W końcu można z czystym sumieniem powiedzieć, że w Xiamen mamy zimę. Oczywiście nie jest to zima na polskie warunki, tylko taka xiameńska zima :).

Temperatura o tej porze roku spada w XMN do kilku, kilkunastu stopni, co właściwie i tak nie robi Chińczykom żadnej różnicy, bo jak tylko termometr wskazuje temperaturę poniżej 30 st. C to wszyscy naokoło w kurtkach łażą.

Śnieg? O śniegu można by tylko pomarzyć - nie spadł nawet podczas zimy stulecia, która szalała w Chinach jeszcze nie tak dawno temu. Za to wieje bardzo ostry i zimny wiatr i to głównie z jego przyczyny zmuszeni jesteśmy ubierać się cieplej.

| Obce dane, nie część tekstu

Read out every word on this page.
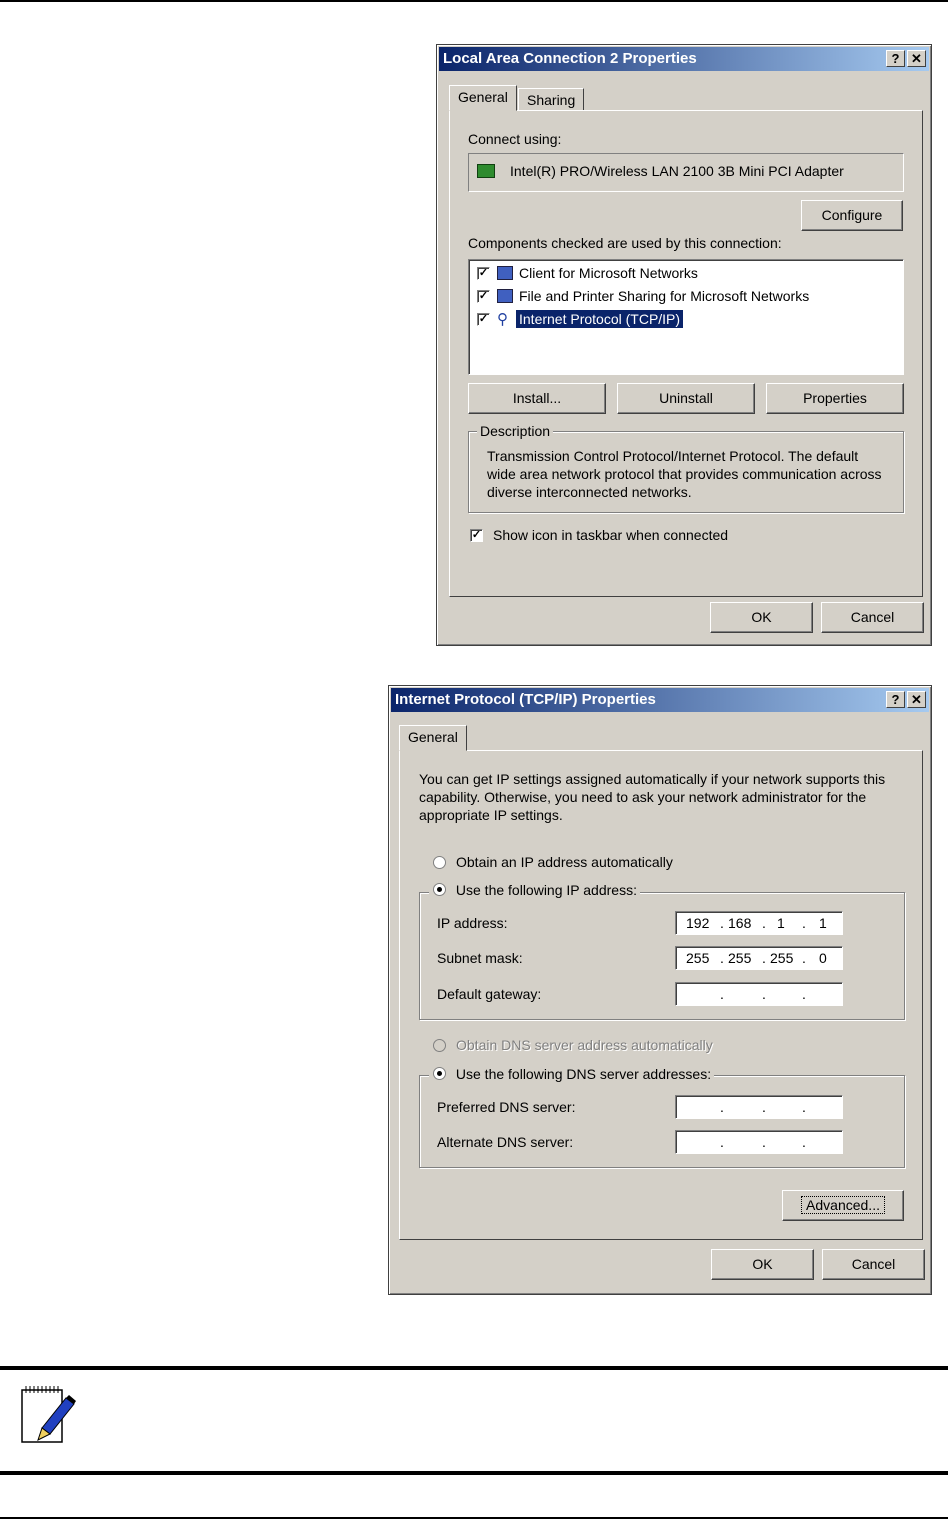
Local Area Connection 2 Properties	? ✕
General	Sharing
Connect using:
Intel(R) PRO/Wireless LAN 2100 3B Mini PCI Adapter
Configure
Components checked are used by this connection:
✓ Client for Microsoft Networks
✓ File and Printer Sharing for Microsoft Networks
✓ ⚲ Internet Protocol (TCP/IP)
Install...	Uninstall	Properties
Description
Transmission Control Protocol/Internet Protocol. The default wide area network protocol that provides communication across diverse interconnected networks.
✓ Show icon in taskbar when connected
OK	Cancel
Internet Protocol (TCP/IP) Properties	? ✕
General
You can get IP settings assigned automatically if your network supports this capability. Otherwise, you need to ask your network administrator for the appropriate IP settings.
Obtain an IP address automatically
Use the following IP address:
IP address:	192 . 168 . 1 . 1
Subnet mask:	255 . 255 . 255 . 0
Default gateway:	.	.	.
Obtain DNS server address automatically
Use the following DNS server addresses:
Preferred DNS server:	.	.	.
Alternate DNS server:	.	.	.
Advanced...
OK	Cancel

Na szczęście ten stan nie potrwa zbyt długo.
Po zimie zacznie się natomiast znienawidzona przeze mnie pora deszczowa, która, mam nadzieję, potrwa jak najkrócej. A po tej znów będzie lato :).

Kibum

Kibum jest jedną z niewielu bratnich dusz, które towarzyszą mi pokonując trudy codziennego życia po tej stronie świata. Koreańczyk, 26 lat - choć ani miejsce pochodzenia, ani tym bardziej wiek żadnej różnicy nie robią.
Dzieliliśmy pomiędzy sobą swoje problemy, miłosne rozterki, plany i marzenia dotyczące naszego życia. Pomagaliśmy sobie też zawsze wtedy kiedy drugi tego potrzebował. I ten stan trwa nadal.

Znamy się ze szkoły - na zajęcia chodzimy do tej samej grupy. Pamiętam, jak pierwszy raz zaczęliśmy rozmawiać, a stało się to podczas jednych z pierwszych zajęć z dialektu Minnan [nieobowiązkowe]. Kibum pierwszy wtedy do mnie zagadał. Gdyby nie to nie wiem jak długo zajęło by mi zorientowanie się, że jesteśmy z tej samej klasy. Moje pierwsze wrażenie o nim było takie, że wziąłem go za kompletnego dziwaka :). Myślę jednak, że wielu ludzi, którzy go spotykają musi mieć o nim podobne zdanie ;).